You may not understand all of the agreement but I assure you, you'll understand much more than you think. Whenever I have tasked my clients with this chore, they are able to spot 90% of the issues and they always present me with some great questions and insights on what's in the agreement. We are all much smarter than we think we are.
Where to Focus - First 3-5 paragraphs.After you understand the "story" of the agreement, focus your attention on the first 3-5 paragraphs. Depending on the length of the agreement, most of the action is happening in these first paragraphs. (If the agreement is over 30 pages concentrate on the first 10-15.)
Ask yourself, what is the agreement about? Who's tasked to do what? By what date? For how much? These points should be clear. If they're not, it's likely not due to your lack of understanding but due to lack of clarity of the agreement.
Look for headings and how paragraphs or sections are titled and numbered which will give you clues as to what they are about. Also notice if the numbering is off or doesn't make sense, this tells you that you if you're confused, there's a reason.
Then jump down towards the end of the agreement and look for the indemnity clause. There may not be one but if there is, focus on it and find out which party is responsible. Indemnity clauses provide an agreement between the contracting parties as to which party will pay or "compensate for the loss" in the event of the occurrence of some specified circumstances. For example, in the event of a lawsuit, which party will be responsible for payment. The party responsible may be referred to as the "indemnitor" who is "indemnifying" the other party, also referred to as the "indemnitee."
Sharpen Your Pencil.Use your pencil and circle words and sentences you don't understand. Use a dictionary to look up words and the internet to look up legal phrases. Substitute your own words for those you don't understand and re-write key sentences. Trust yourself and what you think the agreement is saying. Don't get bogged down or frustrated if you don't immediately understand. Walk away for a while and return to it. Some agreements are so badly written that I often tell my clients that if they don't understand what it's saying, it's unlikely that I will either. Keep in mind that lawyers also struggle with legalese and badly written agreements.

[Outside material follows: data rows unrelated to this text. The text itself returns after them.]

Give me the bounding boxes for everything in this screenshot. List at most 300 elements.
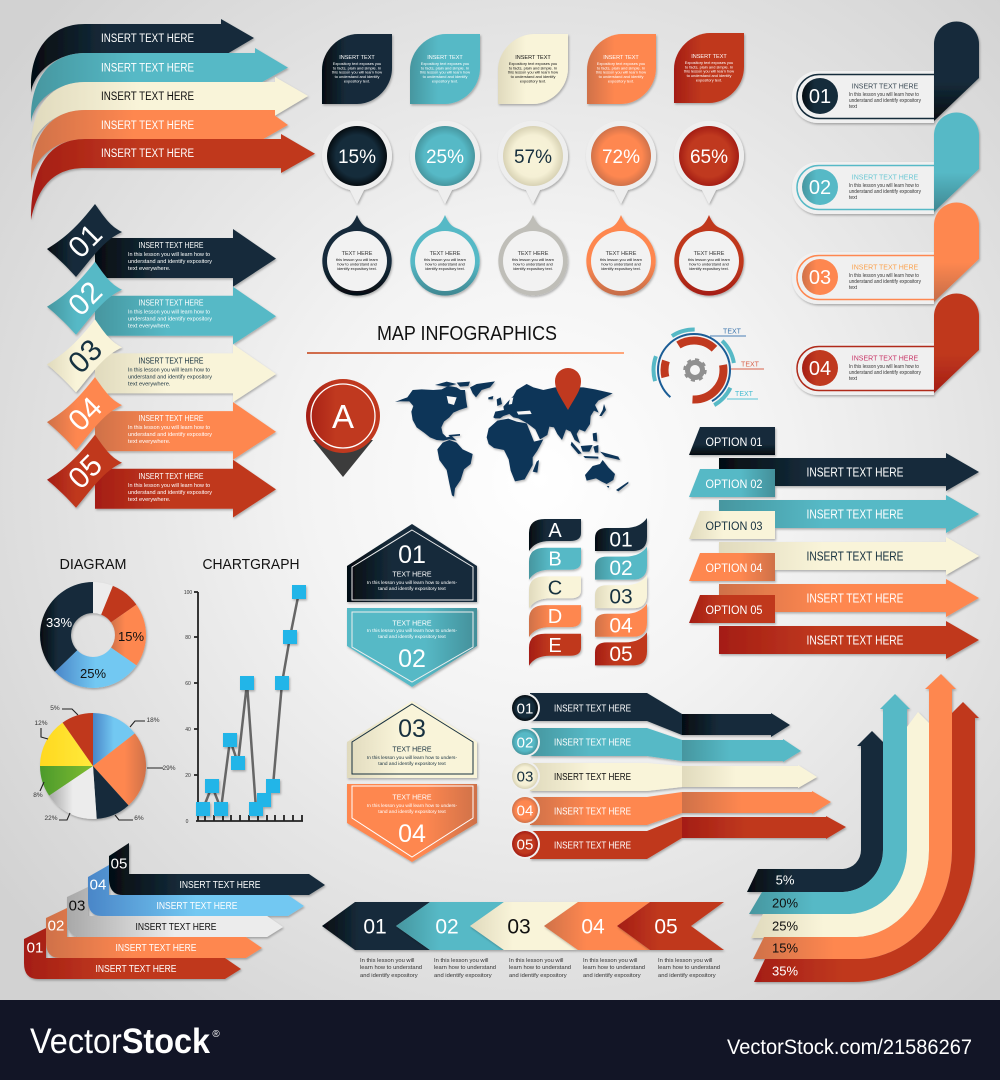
pie chart: 6%: [134, 815, 144, 822]
chevron 04: and identify expository: [583, 973, 641, 979]
ribbon 02: 02: [609, 557, 633, 580]
leaf cards row: [322, 33, 744, 104]
tag card 01: text: [849, 104, 858, 110]
hexagon 04: tand and identify expository text: [378, 809, 446, 815]
chevron 01: [322, 902, 430, 979]
folded arrow 05: 05: [111, 856, 127, 872]
option 01 tab: [689, 427, 775, 455]
leaf card orange: INSERT TEXT: [603, 55, 639, 61]
leaf card red: expository text.: [696, 78, 722, 83]
curved arrows top left: [31, 19, 315, 220]
donut chart: [40, 582, 146, 688]
pin 72%: [586, 121, 656, 204]
numbered arrow 04: In this lesson you will learn how to: [128, 425, 210, 431]
leaf card navy: to facts, plain and simple. In: [333, 65, 381, 70]
chevron 05: [617, 902, 724, 979]
hexagon 04: In this lesson you will learn how to unders-: [367, 803, 457, 809]
donut chart: 33%: [46, 615, 72, 630]
up arrow cream 25%: [751, 712, 933, 938]
hexagon 04: [347, 784, 477, 862]
folded arrow 04: [88, 865, 304, 916]
ring callouts row: [322, 215, 744, 296]
hexagon 04: TEXT HERE: [392, 794, 432, 802]
heading: diagram: DIAGRAM: [60, 556, 126, 573]
leaf card cream: Expository text exposes you: [509, 61, 557, 66]
option 01 tab: OPTION 01: [706, 435, 763, 449]
folded arrow 05: INSERT TEXT HERE: [180, 879, 260, 891]
folded arrow 01: 01: [27, 940, 43, 956]
leaf card teal: [410, 34, 480, 104]
gauge diagram: [654, 328, 764, 410]
ring callout teal: how to understand and: [425, 262, 465, 266]
heading: chartgraph: CHARTGRAPH: [202, 556, 300, 573]
option arrow 1: INSERT TEXT HERE: [806, 466, 904, 480]
pie chart: 8%: [33, 792, 43, 799]
bar arrow 04: [510, 791, 831, 825]
bar arrow 02: [510, 727, 801, 762]
up arrow navy 5%: 5%: [776, 872, 795, 888]
numbered arrow 02: understand and identify expository: [128, 317, 212, 323]
up arrow orange 15%: 15%: [772, 940, 798, 956]
line chart: 40: [185, 727, 191, 733]
chevron 04: learn how to understand: [583, 965, 645, 971]
ribbon 01: 01: [609, 528, 633, 552]
stepped folded arrows bottom left: [24, 843, 325, 979]
numbered arrow 04: 04: [62, 391, 109, 438]
pin 72%: 72%: [602, 147, 640, 168]
up arrow teal 20%: [749, 694, 910, 914]
donut chart: 15%: [118, 629, 144, 644]
gauge label lines and text: TEXT: [723, 328, 742, 336]
ribbon 05: 05: [609, 643, 633, 666]
tag card 01: [792, 22, 979, 123]
stepped bar arrows: [510, 693, 846, 859]
arrow orange: [31, 110, 288, 185]
hexagon 03: TEXT HERE: [392, 746, 432, 754]
option 04 tab: OPTION 04: [706, 561, 763, 575]
numbered arrow 05: INSERT TEXT HERE: [138, 471, 204, 481]
ring callout red: how to understand and: [689, 262, 729, 266]
ring callout orange: [586, 215, 656, 296]
pin 25%: [410, 121, 480, 204]
numbered arrow 02: INSERT TEXT HERE: [138, 298, 204, 308]
arrow teal: INSERT TEXT HERE: [101, 62, 194, 74]
tag card 04: In this lesson you will learn how to: [849, 364, 919, 370]
option arrows right: [689, 427, 979, 659]
line chart: 20: [185, 773, 191, 779]
curved up arrows: [747, 674, 979, 982]
folded arrow 02: [46, 908, 262, 958]
leaf card cream: INSERT TEXT: [515, 55, 551, 61]
chevron 01: 01: [363, 916, 387, 938]
ribbon 01: [595, 518, 647, 552]
up arrow teal 20%: 20%: [772, 896, 798, 910]
world map: [395, 381, 628, 499]
option arrow 1: [719, 453, 979, 491]
leaf card orange: to facts, plain and simple. In: [597, 65, 645, 70]
donut chart: 25%: [80, 666, 106, 681]
gauge label lines and text: TEXT: [741, 362, 760, 368]
folded arrow 04: 04: [90, 876, 106, 894]
arrow orange: INSERT TEXT HERE: [101, 120, 194, 132]
bar arrow 03: 03: [517, 768, 533, 786]
numbered arrow 02: 02: [62, 275, 109, 322]
leaf card navy: Expository text exposes you: [333, 61, 381, 66]
leaf card navy: this lesson you will learn how: [332, 70, 382, 75]
numbered arrow 05: understand and identify expository: [128, 490, 212, 496]
chevron 02: In this lesson you will: [434, 958, 488, 964]
leaf card cream: expository text.: [520, 79, 546, 84]
arrow red: [31, 134, 315, 220]
ribbon E: [529, 634, 581, 666]
pin 57%: 57%: [514, 147, 552, 168]
line chart: 80: [185, 635, 191, 641]
tag card 03: understand and identify expository: [849, 279, 921, 285]
numbered arrows left: [47, 204, 276, 518]
hexagon 01: TEXT HERE: [392, 572, 432, 578]
up arrow orange 15%: [753, 674, 956, 959]
hexagon 01: In this lesson you will learn how to unders-: [367, 580, 457, 586]
chevron 02: [396, 902, 504, 979]
hexagon 04: 04: [398, 820, 426, 848]
numbered arrow 01: In this lesson you will learn how to: [128, 252, 210, 258]
tag card 04: [792, 294, 979, 395]
tag card 04: INSERT TEXT HERE: [852, 356, 919, 362]
ring callout navy: how to understand and: [337, 262, 377, 266]
up arrow cream 25%: 25%: [772, 918, 798, 934]
bar arrow 02: INSERT TEXT HERE: [554, 738, 631, 748]
tag card 01: In this lesson you will learn how to: [849, 92, 919, 98]
bar arrow 05: INSERT TEXT HERE: [554, 840, 631, 852]
chevron 01: learn how to understand: [360, 965, 422, 971]
map section title: MAP INFOGRAPHICS: [377, 323, 557, 345]
hexagon 03: In this lesson you will learn how to unders-: [367, 755, 457, 761]
leaf card teal: expository text.: [432, 79, 458, 84]
chevron timeline: [322, 902, 724, 979]
ring callout red: TEXT HERE: [694, 251, 725, 257]
ring callout grey: this lesson you will learn: [512, 257, 554, 262]
option 04 tab: [689, 553, 775, 581]
option 05 tab: [689, 595, 775, 623]
tag card 01: 01: [809, 86, 831, 108]
ribbon E: E: [548, 635, 562, 657]
arrow cream: [31, 77, 308, 155]
ribbon A: A: [548, 520, 562, 542]
option arrow 5: [719, 621, 979, 659]
leaf card teal: this lesson you will learn how: [420, 70, 470, 75]
option arrow 4: [719, 579, 979, 617]
option arrow 2 text and tab 03: [689, 508, 904, 539]
ring callout grey: [498, 215, 568, 296]
ring callout navy: [322, 215, 392, 296]
leaf card cream: to facts, plain and simple. In: [509, 65, 557, 70]
hexagon 02: [347, 608, 477, 687]
ribbon D: D: [548, 606, 562, 628]
chevron 05: learn how to understand: [658, 965, 720, 971]
ring callout orange: TEXT HERE: [606, 251, 637, 257]
chevron 05: 05: [654, 916, 678, 938]
leaf card navy: [322, 34, 392, 104]
tag card 03: INSERT TEXT HERE: [852, 264, 919, 272]
ring callout orange: this lesson you will learn: [600, 257, 642, 262]
numbered arrow 04: understand and identify expository: [128, 432, 212, 438]
numbered arrow 03: INSERT TEXT HERE: [138, 355, 204, 365]
line chart: 60: [185, 681, 191, 687]
tag card 02: 02: [809, 177, 831, 199]
numbered arrow 01: understand and identify expository: [128, 259, 212, 265]
bar arrow 04: 04: [517, 802, 533, 820]
leaf card orange: expository text.: [608, 79, 634, 84]
leaf card cream: to understand and identify: [511, 74, 555, 79]
line chart: 0: [186, 819, 189, 825]
ring callout grey: identify expository text.: [513, 266, 553, 271]
leaf card cream: this lesson you will learn how: [508, 70, 558, 75]
leaf card navy: to understand and identify: [335, 74, 379, 79]
pie chart: 29%: [162, 765, 176, 772]
numbered arrow 03: In this lesson you will learn how to: [128, 367, 210, 373]
ring callout grey: TEXT HERE: [518, 251, 549, 257]
line chart: 100: [184, 590, 192, 596]
leaf card red: this lesson you will learn how: [684, 69, 734, 74]
tag card 04: 04: [809, 358, 831, 380]
tag card 02: understand and identify expository: [849, 189, 921, 195]
tag card 02: [792, 112, 979, 214]
numbered arrow 02: text everywhere.: [128, 324, 171, 330]
arrow cream: INSERT TEXT HERE: [101, 91, 194, 103]
hexagon 03: [347, 701, 477, 778]
ring callout navy: this lesson you will learn: [336, 257, 378, 262]
letter ribbons: [529, 519, 581, 666]
bar arrow 05: [510, 816, 846, 859]
pie chart: 18%: [146, 717, 160, 724]
ring callout grey: how to understand and: [513, 262, 553, 266]
ribbon B: [529, 548, 581, 580]
tag card 02: In this lesson you will learn how to: [849, 183, 919, 189]
ribbon C: [529, 576, 581, 608]
chevron 05: In this lesson you will: [658, 958, 712, 964]
footer bar: [0, 1000, 1000, 1080]
leaf card red: [674, 33, 744, 103]
tag cards right: [792, 22, 979, 395]
leaf card red: INSERT TEXT: [691, 54, 727, 60]
numbered arrow 03: [47, 319, 276, 402]
folded arrow 01: [24, 928, 241, 979]
chevron 05: and identify expository: [658, 973, 716, 979]
chevron 04: In this lesson you will: [583, 958, 637, 964]
up arrow red 35%: [754, 702, 979, 982]
gauge label lines and text: TEXT: [735, 391, 754, 398]
folded arrow 01: INSERT TEXT HERE: [96, 963, 176, 975]
up arrow navy 5%: [747, 731, 883, 892]
ring callout teal: this lesson you will learn: [424, 257, 466, 262]
pin 15%: [322, 121, 392, 204]
ring callout teal: identify expository text.: [425, 266, 465, 271]
ribbon 04: [595, 604, 647, 637]
pin 15%: 15%: [338, 147, 376, 168]
ribbon B: B: [548, 549, 562, 571]
ring callout navy: identify expository text.: [337, 266, 377, 271]
hexagon 03: tand and identify expository text: [378, 761, 446, 767]
location pin A: [306, 379, 380, 477]
arrow navy: [31, 19, 254, 95]
tag card 04: text: [849, 376, 858, 382]
chevron 04: [544, 902, 650, 979]
ribbon D: [529, 605, 581, 637]
hexagon 01: [347, 524, 477, 602]
pin 57%: [498, 121, 568, 204]
hexagon 02: TEXT HERE: [392, 620, 432, 628]
arrow navy: INSERT TEXT HERE: [101, 33, 194, 45]
pin 65%: 65%: [690, 147, 728, 168]
chevron 02: learn how to understand: [434, 965, 496, 971]
hexagon 01: 01: [398, 541, 426, 569]
pie chart: 5%: [50, 705, 60, 712]
footer url: VectorStock.com/21586267: [727, 1036, 972, 1059]
ribbon 03: 03: [609, 586, 633, 609]
folded arrow 03: [67, 887, 283, 937]
tag card 02: INSERT TEXT HERE: [852, 174, 919, 182]
leaf card teal: Expository text exposes you: [421, 61, 469, 66]
numbered arrow 01: INSERT TEXT HERE: [138, 240, 204, 250]
ring callout orange: identify expository text.: [601, 266, 641, 271]
folded arrow 05: [109, 843, 325, 895]
ribbon 05: [595, 632, 647, 666]
hexagon 02: 02: [398, 645, 426, 673]
option 05 tab: OPTION 05: [706, 603, 763, 617]
option 02 tab: [689, 469, 775, 497]
tag card 01: understand and identify expository: [849, 98, 921, 104]
option arrow 4: INSERT TEXT HERE: [806, 592, 904, 606]
ring callout red: this lesson you will learn: [688, 257, 730, 262]
leaf card red: to facts, plain and simple. In: [685, 64, 733, 69]
folded arrow 03: 03: [69, 898, 85, 914]
tag card 03: text: [849, 285, 858, 291]
numbered arrow 05: text everywhere.: [128, 497, 171, 503]
chevron 03: 03: [507, 916, 531, 938]
bar arrow 04: INSERT TEXT HERE: [554, 806, 631, 818]
chevron 03: learn how to understand: [509, 965, 571, 971]
ribbon 02: [595, 547, 647, 580]
bar arrow 01: [510, 693, 790, 737]
option arrow 5: INSERT TEXT HERE: [806, 634, 904, 648]
ring callout orange: how to understand and: [601, 262, 641, 266]
leaf card orange: this lesson you will learn how: [596, 70, 646, 75]
tag card 03: 03: [809, 267, 831, 289]
folded arrow 02: 02: [48, 918, 64, 934]
line chart: [184, 585, 306, 825]
footer registered mark: ®: [212, 1029, 220, 1040]
chevron 01: In this lesson you will: [360, 958, 414, 964]
hexagon 02: In this lesson you will learn how to unders-: [367, 628, 457, 634]
option 02 tab: OPTION 02: [706, 477, 763, 491]
hexagon 03: 03: [398, 715, 426, 743]
pie chart: 12%: [34, 720, 48, 727]
leaf card orange: to understand and identify: [599, 74, 643, 79]
numbered arrow 03: 03: [62, 333, 109, 380]
leaf card teal: INSERT TEXT: [427, 55, 463, 61]
footer logo: VectorStock: [30, 1022, 210, 1061]
numbered arrow 04: text everywhere.: [128, 439, 171, 445]
ring callout navy: TEXT HERE: [342, 251, 373, 257]
arrow teal: [31, 48, 288, 125]
option arrow 2 text and tab 03: INSERT TEXT HERE: [806, 508, 904, 522]
numbered arrow 04: INSERT TEXT HERE: [138, 413, 204, 423]
numbered arrow 03: understand and identify expository: [128, 374, 212, 380]
chevron 03: In this lesson you will: [509, 958, 563, 964]
option arrow 3: INSERT TEXT HERE: [806, 550, 904, 564]
tag card 02: text: [849, 195, 858, 201]
numbered arrow 03: text everywhere.: [128, 381, 171, 387]
chevron 02: and identify expository: [434, 973, 492, 979]
ribbon 03: [595, 575, 647, 609]
tag card 03: In this lesson you will learn how to: [849, 273, 919, 279]
option arrow 3: [719, 537, 979, 575]
chevron 02: 02: [435, 916, 459, 938]
ribbon 04: 04: [609, 614, 633, 637]
leaf card orange: [587, 34, 656, 104]
leaf card red: to understand and identify: [687, 73, 731, 78]
arrow red: INSERT TEXT HERE: [101, 148, 194, 160]
numbered arrow 05: [47, 435, 276, 518]
leaf card navy: INSERT TEXT: [339, 55, 375, 61]
bar arrow 05: 05: [517, 836, 533, 854]
numbered arrow 05: In this lesson you will learn how to: [128, 483, 210, 489]
leaf card red: Expository text exposes you: [685, 60, 733, 65]
leaf card teal: to understand and identify: [423, 74, 467, 79]
tag card 03: [792, 202, 979, 304]
numbered arrow 01: text everywhere.: [128, 266, 171, 272]
numbered arrow 04: [47, 377, 276, 460]
ribbon A: [529, 519, 581, 551]
chevron 03: and identify expository: [509, 973, 567, 979]
numbered arrow 02: In this lesson you will learn how to: [128, 310, 210, 316]
leaf card orange: Expository text exposes you: [597, 61, 645, 66]
icon: gear: [684, 360, 706, 380]
folded arrow 03: INSERT TEXT HERE: [136, 921, 216, 933]
pie chart: 22%: [44, 815, 58, 822]
bar arrow 03: INSERT TEXT HERE: [554, 772, 631, 783]
bar arrow 02: 02: [517, 734, 533, 752]
hexagon 01: tand and identify expository text: [378, 586, 446, 592]
location pin A: A: [332, 398, 354, 435]
pin 65%: [674, 121, 744, 204]
percentage pins row: [322, 121, 744, 204]
chevron 04: 04: [581, 916, 605, 938]
map marker pin: [555, 368, 581, 410]
ring callout teal: [410, 215, 480, 296]
bar arrow 01: INSERT TEXT HERE: [554, 704, 631, 714]
numbered arrow 01: 01: [62, 218, 109, 265]
pin 25%: 25%: [426, 147, 464, 168]
numbered arrow 05: 05: [62, 449, 109, 496]
bar arrow 01: 01: [517, 700, 533, 718]
ring callout teal: TEXT HERE: [430, 251, 461, 257]
ring callout red: [674, 215, 744, 296]
folded arrow 04: INSERT TEXT HERE: [156, 900, 238, 912]
chevron 03: [470, 902, 578, 979]
numbered arrow 01: [47, 204, 276, 287]
number ribbons: [595, 518, 647, 666]
option arrow 2 text and tab 03: OPTION 03: [706, 519, 763, 533]
ribbon C: C: [548, 577, 562, 599]
leaf card teal: to facts, plain and simple. In: [421, 65, 469, 70]
chevron 01: and identify expository: [360, 973, 418, 979]
leaf card cream: [498, 34, 568, 104]
gauge label lines and text: [710, 328, 764, 399]
pie chart: [33, 705, 176, 822]
tag card 04: understand and identify expository: [849, 370, 921, 376]
hexagon 02: tand and identify expository text: [378, 634, 446, 640]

Call An Attorney.Whatever your business you're likely accustomed to a certain type of agreement crossing your desk. These tips can help you to understand them better to clarify or negotiate their terms. Don't be afraid to ask the other side for clarification (I do it all the time), but do your homework first. However, if you're stumped or the agreement is unfamiliar, overly long and complicated, get help. Call an attorney. Many transactional attorneys like myself charge a small fee for a contract review and consultation.